During sustained intense exercise, your body activates a built-in pain suppression system. For years, this was attributed entirely to endorphins, but more recent research tells a different story. Studies have found that blocking opioid receptors (the ones endorphins act on) did not prevent pain reduction during exercise. Blocking a different set of receptors, those tied to the body’s own cannabis-like compounds called endocannabinoids, did prevent it.

This means the analgesic effect you feel during a long run or a grueling workout depends heavily on endocannabinoid signaling. Your body is literally dulling its own pain receptors to let you keep going. This is part of the reason the first ten minutes of a hard workout often feel worse than the middle portion. Your pain-dampening system hasn’t fully kicked in yet. If you can push through those early minutes of discomfort, the effort often starts to feel more manageable, not because it’s easier, but because your neurochemistry has shifted.

Reframe What the Pain Means

How you interpret pain changes how intensely you feel it. This isn’t motivational fluff.

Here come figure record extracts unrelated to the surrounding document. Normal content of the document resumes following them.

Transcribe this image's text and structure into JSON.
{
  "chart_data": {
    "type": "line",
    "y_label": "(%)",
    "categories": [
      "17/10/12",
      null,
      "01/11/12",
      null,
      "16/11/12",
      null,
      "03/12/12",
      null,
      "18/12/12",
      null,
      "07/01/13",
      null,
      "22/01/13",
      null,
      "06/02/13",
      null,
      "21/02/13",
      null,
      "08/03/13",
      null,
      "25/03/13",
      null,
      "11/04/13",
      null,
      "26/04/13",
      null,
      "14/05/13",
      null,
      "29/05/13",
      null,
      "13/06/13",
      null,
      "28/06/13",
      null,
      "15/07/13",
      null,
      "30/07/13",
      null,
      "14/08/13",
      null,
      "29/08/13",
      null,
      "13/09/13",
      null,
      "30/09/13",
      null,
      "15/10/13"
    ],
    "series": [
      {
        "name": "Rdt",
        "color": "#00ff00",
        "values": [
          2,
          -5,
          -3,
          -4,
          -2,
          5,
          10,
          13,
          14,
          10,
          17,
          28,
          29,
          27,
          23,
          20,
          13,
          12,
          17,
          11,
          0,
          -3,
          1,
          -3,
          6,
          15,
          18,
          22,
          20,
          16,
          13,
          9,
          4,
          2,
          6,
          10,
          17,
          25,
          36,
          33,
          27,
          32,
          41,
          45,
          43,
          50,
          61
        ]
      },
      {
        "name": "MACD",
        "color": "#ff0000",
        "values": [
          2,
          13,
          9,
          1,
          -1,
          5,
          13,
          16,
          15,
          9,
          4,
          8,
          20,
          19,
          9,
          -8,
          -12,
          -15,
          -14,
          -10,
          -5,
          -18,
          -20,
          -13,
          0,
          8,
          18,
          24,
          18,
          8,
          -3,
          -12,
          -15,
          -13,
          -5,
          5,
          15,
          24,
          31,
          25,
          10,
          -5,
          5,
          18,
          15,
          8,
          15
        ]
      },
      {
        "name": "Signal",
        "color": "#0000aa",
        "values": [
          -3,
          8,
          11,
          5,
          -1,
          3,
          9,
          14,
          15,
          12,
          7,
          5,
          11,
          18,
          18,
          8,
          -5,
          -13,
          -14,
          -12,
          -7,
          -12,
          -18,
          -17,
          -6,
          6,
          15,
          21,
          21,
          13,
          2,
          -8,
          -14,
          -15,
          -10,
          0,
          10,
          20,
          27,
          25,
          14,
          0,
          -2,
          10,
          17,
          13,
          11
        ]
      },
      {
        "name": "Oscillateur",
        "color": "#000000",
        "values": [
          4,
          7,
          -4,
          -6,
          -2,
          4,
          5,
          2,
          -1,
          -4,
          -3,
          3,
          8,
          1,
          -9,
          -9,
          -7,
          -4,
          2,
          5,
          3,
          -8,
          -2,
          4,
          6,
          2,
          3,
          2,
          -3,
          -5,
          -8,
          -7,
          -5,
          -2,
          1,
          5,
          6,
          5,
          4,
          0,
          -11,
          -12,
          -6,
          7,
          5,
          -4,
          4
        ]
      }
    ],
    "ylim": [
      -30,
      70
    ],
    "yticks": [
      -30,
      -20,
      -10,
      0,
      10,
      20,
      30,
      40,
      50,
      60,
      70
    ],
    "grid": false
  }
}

Cognitive behavioral therapy, widely used in clinical pain management, is built on the principle that people are affected not so much by what happens to them as by their interpretation of what happens. In practical terms, the thought “this pain means I’m falling apart” produces a very different physiological and emotional response than “this pain means the workout is working.”

Catastrophizing is the most common mental trap during intense discomfort. It sounds like: “I can’t take this,” “this will never end,” or “something must be wrong.” Research from the VA’s chronic pain program shows that people who replace catastrophizing statements with balanced coping statements tolerate pain more effectively. The key is that replacement thoughts need to be realistic, not blindly positive. “Hurt does not equal harm” works because it’s true in the context of exercise-induced muscle fatigue. “This doesn’t hurt at all” doesn’t work because your brain knows it’s a lie.

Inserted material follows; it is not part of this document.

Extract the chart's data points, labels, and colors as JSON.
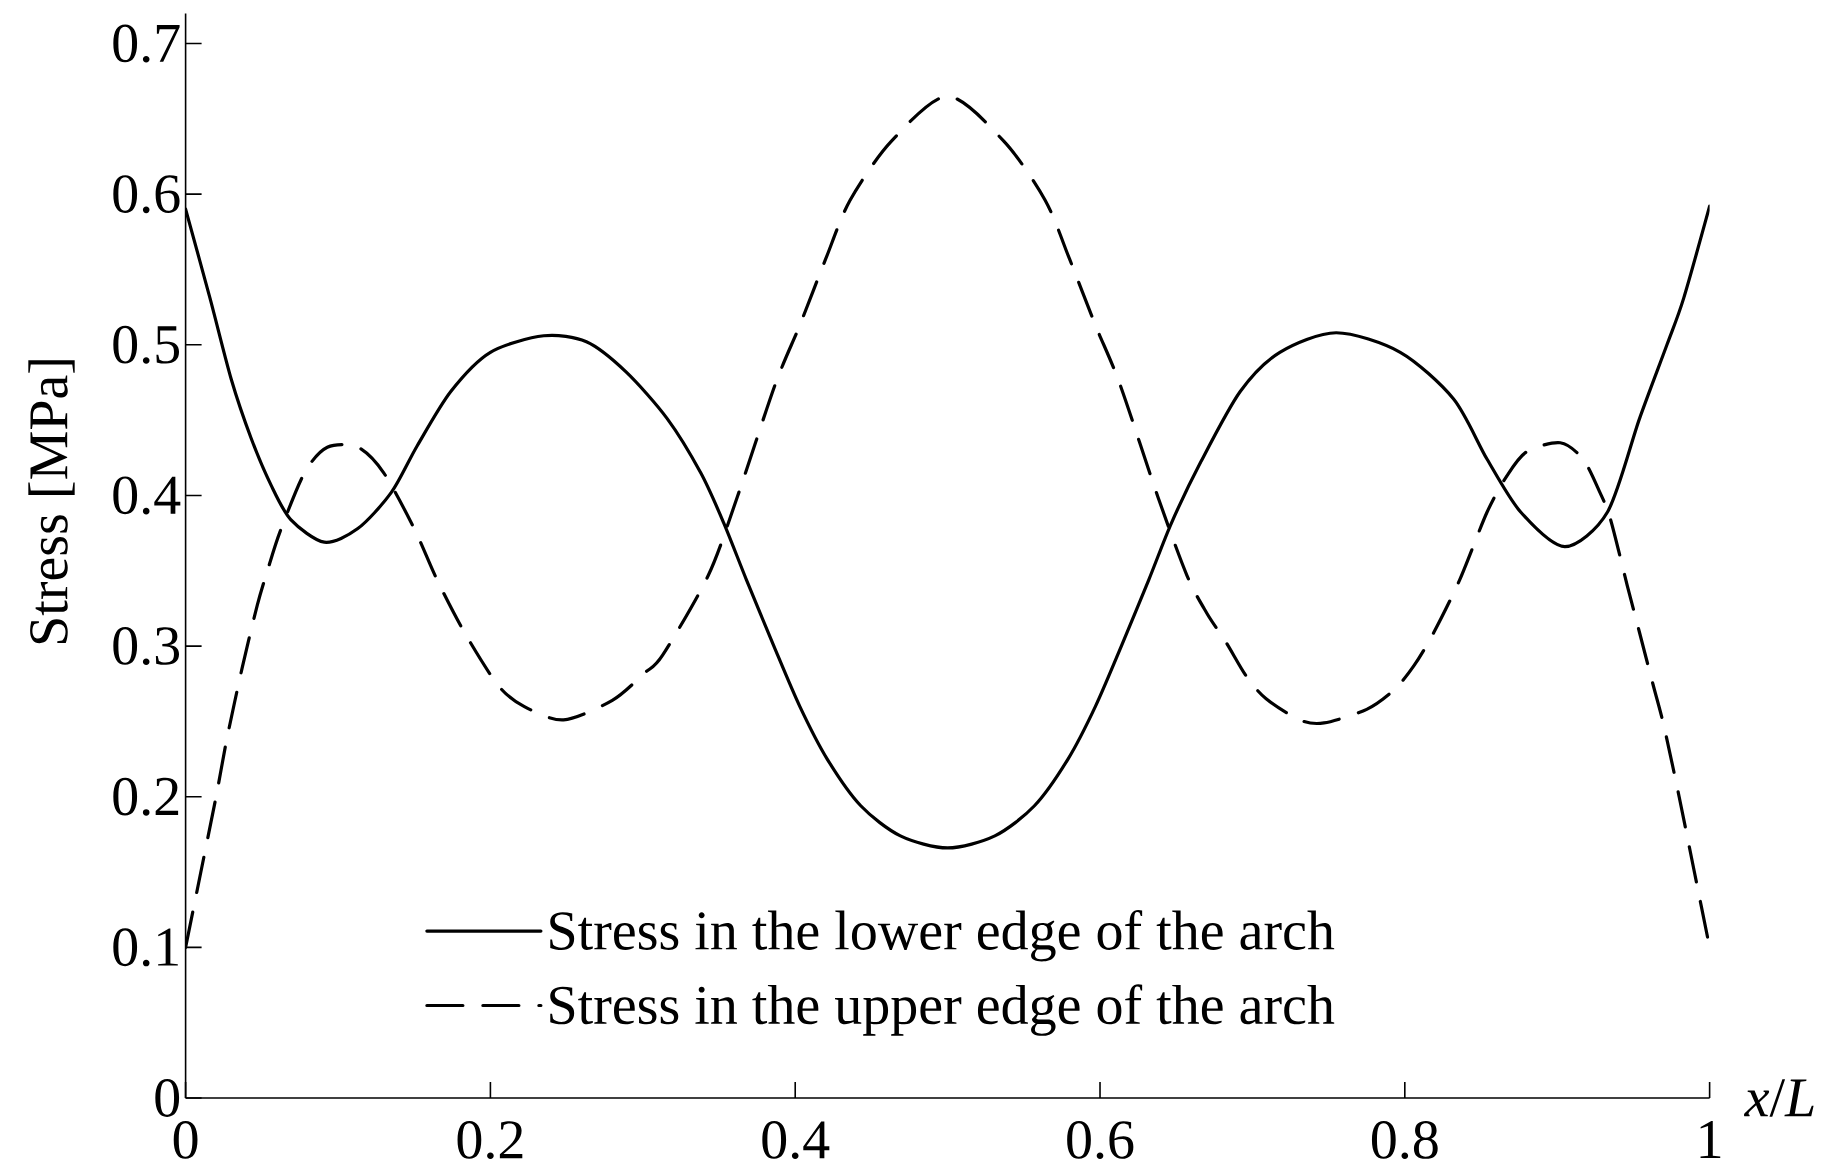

A few coping statements that hold up under real discomfort:

  • Reframe the signal: “This burning means my muscles are being challenged, not damaged.”
  • Shrink the timeline: “I only need to get through the next 30 seconds, not the whole workout.”
  • Challenge the thought: “Is this actually unbearable, or just very uncomfortable? What would I tell a friend feeling this right now?”
  • Separate hurt from harm: “Hurt does not equal harm. This is discomfort, not danger.”

The first step is noticing the negative thought as it arrives. During stressful or painful moments, automatic negative thoughts tend to surface without you realizing they’ve shaped your entire experience. Catching the thought, then asking “is this 100% true?” is often enough to loosen its grip.

When to Stop Immediately

There are pain signals that should never be pushed through. Sharp, sudden pain during a movement, especially in a joint, is a stop signal. Pain that alters your form or makes you compensate with other body parts is a stop signal. Numbness, tingling, or loss of coordination means nerves are involved, and continuing is reckless.

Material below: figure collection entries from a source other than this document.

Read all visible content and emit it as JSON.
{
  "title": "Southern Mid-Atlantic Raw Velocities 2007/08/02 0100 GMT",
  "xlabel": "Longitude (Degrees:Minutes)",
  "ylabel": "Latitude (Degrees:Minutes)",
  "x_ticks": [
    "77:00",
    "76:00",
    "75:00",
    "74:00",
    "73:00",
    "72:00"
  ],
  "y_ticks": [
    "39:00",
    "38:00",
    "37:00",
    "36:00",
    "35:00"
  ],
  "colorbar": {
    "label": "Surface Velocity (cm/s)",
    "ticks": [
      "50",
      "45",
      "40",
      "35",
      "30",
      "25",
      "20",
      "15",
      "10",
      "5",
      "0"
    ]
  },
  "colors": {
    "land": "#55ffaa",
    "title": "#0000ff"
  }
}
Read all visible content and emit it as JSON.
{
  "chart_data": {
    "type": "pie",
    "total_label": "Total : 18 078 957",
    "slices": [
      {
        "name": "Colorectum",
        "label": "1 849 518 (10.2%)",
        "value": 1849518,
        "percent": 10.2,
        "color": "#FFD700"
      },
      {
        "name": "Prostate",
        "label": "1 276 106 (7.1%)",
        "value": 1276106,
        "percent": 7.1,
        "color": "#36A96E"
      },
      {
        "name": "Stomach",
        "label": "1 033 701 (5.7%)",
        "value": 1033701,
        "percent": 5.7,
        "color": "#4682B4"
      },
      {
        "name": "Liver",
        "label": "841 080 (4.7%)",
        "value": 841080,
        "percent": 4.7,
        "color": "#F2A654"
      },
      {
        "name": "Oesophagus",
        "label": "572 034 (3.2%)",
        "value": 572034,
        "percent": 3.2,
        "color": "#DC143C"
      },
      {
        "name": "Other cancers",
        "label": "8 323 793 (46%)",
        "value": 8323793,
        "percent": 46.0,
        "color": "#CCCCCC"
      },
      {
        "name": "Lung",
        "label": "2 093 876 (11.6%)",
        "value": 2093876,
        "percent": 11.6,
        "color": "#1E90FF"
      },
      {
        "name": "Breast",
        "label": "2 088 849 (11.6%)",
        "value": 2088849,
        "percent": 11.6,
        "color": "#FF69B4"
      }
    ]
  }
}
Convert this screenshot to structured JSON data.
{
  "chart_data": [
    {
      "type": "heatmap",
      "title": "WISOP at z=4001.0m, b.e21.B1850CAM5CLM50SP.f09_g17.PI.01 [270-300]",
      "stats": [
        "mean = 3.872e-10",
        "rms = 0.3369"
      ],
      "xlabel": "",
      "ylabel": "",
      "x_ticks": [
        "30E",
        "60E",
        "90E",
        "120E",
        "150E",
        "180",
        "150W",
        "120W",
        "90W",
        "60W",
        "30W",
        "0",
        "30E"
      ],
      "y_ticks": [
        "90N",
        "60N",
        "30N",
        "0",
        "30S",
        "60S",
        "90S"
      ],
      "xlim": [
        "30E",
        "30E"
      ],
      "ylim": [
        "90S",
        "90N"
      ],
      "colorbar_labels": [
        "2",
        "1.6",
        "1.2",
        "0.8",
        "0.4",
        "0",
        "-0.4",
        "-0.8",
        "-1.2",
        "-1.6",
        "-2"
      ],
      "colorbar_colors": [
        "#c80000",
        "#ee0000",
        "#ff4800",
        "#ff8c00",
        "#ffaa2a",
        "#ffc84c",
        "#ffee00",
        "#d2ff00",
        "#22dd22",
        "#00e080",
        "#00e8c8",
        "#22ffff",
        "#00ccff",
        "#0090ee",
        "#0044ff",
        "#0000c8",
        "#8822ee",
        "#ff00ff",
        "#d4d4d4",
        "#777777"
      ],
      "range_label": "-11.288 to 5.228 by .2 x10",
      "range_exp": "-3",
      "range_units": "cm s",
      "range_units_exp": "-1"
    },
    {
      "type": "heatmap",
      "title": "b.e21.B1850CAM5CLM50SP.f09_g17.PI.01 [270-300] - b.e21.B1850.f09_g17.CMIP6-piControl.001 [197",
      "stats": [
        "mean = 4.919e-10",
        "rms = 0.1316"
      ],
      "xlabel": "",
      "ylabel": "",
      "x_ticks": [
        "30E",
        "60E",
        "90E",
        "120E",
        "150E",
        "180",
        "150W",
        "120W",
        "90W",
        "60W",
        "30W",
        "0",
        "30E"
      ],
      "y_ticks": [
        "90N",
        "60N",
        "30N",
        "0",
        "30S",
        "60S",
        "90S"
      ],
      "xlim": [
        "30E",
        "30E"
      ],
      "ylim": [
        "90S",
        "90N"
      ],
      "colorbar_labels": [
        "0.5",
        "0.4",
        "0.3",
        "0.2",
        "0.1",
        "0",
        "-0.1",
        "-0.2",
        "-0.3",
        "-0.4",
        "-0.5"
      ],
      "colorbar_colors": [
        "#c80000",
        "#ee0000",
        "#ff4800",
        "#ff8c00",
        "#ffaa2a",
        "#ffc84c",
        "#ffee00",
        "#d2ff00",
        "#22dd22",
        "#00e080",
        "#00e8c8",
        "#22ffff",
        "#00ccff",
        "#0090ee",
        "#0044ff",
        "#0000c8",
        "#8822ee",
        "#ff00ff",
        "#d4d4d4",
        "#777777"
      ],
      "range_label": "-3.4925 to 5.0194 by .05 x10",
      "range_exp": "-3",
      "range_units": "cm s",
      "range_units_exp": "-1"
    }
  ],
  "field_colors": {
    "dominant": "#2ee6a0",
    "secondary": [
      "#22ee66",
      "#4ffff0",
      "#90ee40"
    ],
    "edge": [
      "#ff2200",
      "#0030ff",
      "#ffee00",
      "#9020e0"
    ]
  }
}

One condition worth knowing about is rhabdomyolysis, a serious breakdown of muscle tissue that can occur when exercise intensity dramatically exceeds what your body is conditioned for. The warning signs are muscle pain far more severe than typical post-workout soreness, concentrated in areas like the shoulders, thighs, or lower back. You might find it hard to move your arms or legs, or struggle with simple tasks you’d normally handle easily. Visible swelling or extreme tenderness in the affected muscles is another indicator. If you feel unusual pain or exhaustion that seems disproportionate to what you’ve done, stopping is the right call.

The general rule: diffuse, burning, gradual discomfort in muscles you’re actively working is safe to push through. Anything sharp, sudden, localized to a joint, or accompanied by visible swelling, bruising, or weakness is your body telling you to stop, and listening is not weakness. It’s the thing that lets you train again tomorrow.